No era una vida mala, pero buena tampoco. Joven, solo y sin amigos, mis días se hacían años. Lloraba todas las noches, por mis padres, por mis amigos, por este pueblo que, con el paso de los años, acabaría siendo un pueblo fantasma. Lloraba cuando el sol se perdía y lloraba cuando amanecía.

Hace cuatro años que mi vida cambió, y ahora quiero que vuelva a cambiar.

Llegué a mi casa y me puse a hacer la maleta. Poca cosa: un par de pantalones, mudas de ropa interior y un peine que debía de ser de mi padre. Dinero, tenía suficiente. Regalé los cerdos a los vecinos que podían cuidarlos, y la casa la dejé abierta para quien quisiera entrar y hacer su vida. Me daba igual.

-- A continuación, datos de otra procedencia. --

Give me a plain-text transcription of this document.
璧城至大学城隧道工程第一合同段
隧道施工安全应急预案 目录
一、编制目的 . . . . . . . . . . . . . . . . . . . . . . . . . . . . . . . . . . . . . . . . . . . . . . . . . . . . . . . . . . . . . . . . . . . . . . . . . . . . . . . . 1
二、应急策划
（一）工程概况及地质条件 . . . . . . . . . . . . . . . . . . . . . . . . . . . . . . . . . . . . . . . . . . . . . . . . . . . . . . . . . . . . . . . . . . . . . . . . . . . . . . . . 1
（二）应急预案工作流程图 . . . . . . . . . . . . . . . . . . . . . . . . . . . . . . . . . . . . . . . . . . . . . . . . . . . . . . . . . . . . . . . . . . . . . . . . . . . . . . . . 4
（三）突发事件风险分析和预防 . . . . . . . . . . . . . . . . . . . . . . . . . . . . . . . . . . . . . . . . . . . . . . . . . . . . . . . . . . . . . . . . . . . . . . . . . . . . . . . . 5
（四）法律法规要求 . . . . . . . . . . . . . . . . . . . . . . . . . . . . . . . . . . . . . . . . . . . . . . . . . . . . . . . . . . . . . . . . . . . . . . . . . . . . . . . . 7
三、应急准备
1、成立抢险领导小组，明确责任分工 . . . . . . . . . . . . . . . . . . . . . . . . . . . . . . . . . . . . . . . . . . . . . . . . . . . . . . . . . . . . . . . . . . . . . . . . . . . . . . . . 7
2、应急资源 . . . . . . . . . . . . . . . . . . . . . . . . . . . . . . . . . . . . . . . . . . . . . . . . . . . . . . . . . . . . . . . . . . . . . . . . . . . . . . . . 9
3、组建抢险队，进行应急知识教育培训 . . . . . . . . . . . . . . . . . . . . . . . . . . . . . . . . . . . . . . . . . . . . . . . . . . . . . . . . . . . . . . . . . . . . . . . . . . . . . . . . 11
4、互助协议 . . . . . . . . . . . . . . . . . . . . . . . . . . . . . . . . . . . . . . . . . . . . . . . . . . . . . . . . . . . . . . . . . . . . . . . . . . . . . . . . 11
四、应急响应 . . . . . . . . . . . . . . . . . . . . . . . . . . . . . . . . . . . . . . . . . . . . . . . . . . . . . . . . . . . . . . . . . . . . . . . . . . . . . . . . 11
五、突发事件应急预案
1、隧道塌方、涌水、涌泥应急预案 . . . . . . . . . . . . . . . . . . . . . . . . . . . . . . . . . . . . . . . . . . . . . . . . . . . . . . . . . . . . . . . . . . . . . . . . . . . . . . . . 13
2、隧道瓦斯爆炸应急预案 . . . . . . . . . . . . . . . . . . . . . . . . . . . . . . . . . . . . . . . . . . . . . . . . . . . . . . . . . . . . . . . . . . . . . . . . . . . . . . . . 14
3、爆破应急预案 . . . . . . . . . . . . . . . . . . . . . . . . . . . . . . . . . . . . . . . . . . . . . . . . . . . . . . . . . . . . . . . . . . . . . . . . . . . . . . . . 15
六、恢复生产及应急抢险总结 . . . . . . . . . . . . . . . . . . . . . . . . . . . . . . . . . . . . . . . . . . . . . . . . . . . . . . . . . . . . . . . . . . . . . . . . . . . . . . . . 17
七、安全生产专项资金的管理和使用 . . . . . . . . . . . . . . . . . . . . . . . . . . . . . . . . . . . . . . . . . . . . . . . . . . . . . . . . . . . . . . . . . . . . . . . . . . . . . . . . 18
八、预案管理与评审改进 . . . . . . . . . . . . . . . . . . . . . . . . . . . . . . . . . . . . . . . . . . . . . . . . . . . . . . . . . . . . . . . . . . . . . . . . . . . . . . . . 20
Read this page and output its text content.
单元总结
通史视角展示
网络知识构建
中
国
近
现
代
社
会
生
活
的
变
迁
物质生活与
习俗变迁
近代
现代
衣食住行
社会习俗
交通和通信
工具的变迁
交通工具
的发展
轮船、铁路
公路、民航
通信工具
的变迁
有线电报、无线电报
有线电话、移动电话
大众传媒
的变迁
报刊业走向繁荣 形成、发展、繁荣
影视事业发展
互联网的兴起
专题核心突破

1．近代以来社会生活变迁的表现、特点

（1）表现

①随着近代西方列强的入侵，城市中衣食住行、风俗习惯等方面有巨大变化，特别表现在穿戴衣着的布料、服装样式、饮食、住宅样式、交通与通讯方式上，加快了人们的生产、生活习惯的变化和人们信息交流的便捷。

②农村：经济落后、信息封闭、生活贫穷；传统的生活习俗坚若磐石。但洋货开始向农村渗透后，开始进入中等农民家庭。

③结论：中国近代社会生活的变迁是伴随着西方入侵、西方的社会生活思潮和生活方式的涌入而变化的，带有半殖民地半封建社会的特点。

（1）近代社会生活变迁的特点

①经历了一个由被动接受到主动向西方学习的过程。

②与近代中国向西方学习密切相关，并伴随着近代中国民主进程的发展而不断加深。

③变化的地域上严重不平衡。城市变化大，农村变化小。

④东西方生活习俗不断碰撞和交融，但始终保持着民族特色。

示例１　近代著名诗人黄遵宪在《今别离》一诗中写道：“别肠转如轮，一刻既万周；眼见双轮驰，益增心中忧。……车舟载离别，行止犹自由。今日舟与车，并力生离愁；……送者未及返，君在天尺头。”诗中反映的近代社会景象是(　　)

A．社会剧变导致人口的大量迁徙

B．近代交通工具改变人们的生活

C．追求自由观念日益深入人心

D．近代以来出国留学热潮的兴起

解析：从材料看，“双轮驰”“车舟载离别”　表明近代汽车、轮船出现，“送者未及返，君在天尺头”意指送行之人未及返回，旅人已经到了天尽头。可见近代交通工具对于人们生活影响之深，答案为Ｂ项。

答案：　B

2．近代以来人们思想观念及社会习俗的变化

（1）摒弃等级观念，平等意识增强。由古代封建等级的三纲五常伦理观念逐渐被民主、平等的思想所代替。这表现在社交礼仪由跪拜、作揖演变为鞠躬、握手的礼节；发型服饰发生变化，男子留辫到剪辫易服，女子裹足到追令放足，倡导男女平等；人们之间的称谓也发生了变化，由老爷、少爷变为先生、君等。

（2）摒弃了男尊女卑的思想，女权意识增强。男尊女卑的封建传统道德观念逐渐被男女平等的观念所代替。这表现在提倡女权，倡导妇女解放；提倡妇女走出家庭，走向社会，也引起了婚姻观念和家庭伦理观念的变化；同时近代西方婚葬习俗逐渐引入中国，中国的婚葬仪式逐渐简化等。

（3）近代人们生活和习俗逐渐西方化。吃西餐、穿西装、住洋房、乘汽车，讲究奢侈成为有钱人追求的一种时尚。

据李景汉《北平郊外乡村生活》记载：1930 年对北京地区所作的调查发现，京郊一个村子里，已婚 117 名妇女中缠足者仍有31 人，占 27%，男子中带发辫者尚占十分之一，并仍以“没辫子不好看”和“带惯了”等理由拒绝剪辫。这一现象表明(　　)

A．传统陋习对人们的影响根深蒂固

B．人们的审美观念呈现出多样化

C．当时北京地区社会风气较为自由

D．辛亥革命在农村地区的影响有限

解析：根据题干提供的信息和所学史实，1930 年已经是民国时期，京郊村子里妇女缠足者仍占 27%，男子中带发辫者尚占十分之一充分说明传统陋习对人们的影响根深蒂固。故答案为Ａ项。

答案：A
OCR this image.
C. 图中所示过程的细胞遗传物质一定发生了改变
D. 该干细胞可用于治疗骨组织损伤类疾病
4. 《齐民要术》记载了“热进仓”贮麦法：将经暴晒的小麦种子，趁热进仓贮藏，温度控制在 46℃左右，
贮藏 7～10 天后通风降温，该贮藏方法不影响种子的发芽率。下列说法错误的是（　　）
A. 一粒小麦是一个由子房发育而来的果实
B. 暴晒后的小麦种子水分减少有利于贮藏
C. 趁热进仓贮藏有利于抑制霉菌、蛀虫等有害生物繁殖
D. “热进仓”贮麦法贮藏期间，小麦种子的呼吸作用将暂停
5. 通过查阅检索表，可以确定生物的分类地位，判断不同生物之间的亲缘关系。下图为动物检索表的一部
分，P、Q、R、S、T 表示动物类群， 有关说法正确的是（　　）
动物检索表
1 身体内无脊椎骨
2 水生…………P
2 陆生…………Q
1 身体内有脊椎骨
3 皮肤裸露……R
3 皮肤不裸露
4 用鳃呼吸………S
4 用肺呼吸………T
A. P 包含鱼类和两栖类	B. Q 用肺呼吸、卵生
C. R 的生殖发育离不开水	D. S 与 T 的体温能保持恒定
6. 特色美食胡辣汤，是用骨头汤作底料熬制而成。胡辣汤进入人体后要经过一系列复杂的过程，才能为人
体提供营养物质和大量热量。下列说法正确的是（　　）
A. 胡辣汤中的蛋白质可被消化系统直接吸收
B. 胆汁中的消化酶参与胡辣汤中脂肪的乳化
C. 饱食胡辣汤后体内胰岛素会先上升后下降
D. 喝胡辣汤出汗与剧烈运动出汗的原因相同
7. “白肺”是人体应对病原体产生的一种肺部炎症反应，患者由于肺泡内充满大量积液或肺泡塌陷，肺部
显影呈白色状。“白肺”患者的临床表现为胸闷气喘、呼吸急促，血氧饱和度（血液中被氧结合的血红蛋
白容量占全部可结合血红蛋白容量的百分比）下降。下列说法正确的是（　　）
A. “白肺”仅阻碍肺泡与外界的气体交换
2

En la parada del autobús. Nadie, como siempre, yo y mi maleta. Una hora. Nada. Me senté en el suelo, apoyé la cabeza en el poste de la parada y cerré los ojos para descansar. Me despertó el sonido del autobús al frenar y una nube de polvo casi me cubrió por completo. Las puertas se abrieron con gran estrépito y subí en busca de mi destino.

Hay doce horas de camino de mi pueblo a la ciudad más cercana, así que me dispuse a dormir durante el viaje. De mi bolsillo saqué mi cartera y de ella, la foto donde se veían mis padres. Felices y saludando a la cámara. Yo les hice esa foto.

Mis sueños viajaban en autobús y mi destino volaba hacia la ciudad. Mis sueños estaban con mi familia.

El traqueteo y el sonido de las voces de los demás pasajeros narcotizaron mi mente y caí presa de una atormentada pesadilla de fuego, cristales rotos, chillidos, lloros, sangre y mucho humo.

Flotaba, volaba bien alto, no notaba el peso de mi cuerpo. Miré hacia abajo, pero solo veía luz, una luz brillante, radiante y muy blanca. No me gustaba y dos lágrimas lo confirmaban: algo no iba bien. Con todas mis fuerzas intenté caminar, pero no tenía pies, y por descontado, no vi mis manos. ¿Qué estaba pasando? ¿Era un sueño? Luché por encontrar pie, por ver más allá de la luz y, por fin, esas brumas blancas me dejaron ver lo que había debajo de mí.

Un autobús se había salido de la carretera y había caído por un precipicio. Una columna de humo negro subía en mi dirección.

Unas voces detrás de mí me hicieron dar la vuelta.

—Hola, cariño, te estábamos esperando.

Eran mis padres, igual que los recordaba la última vez antes de salir de casa. Miré hacia abajo; el autobús seguía como antes. Miré a mis padres otra vez y fui hacia ellos. Lo demás poco me importaba ya.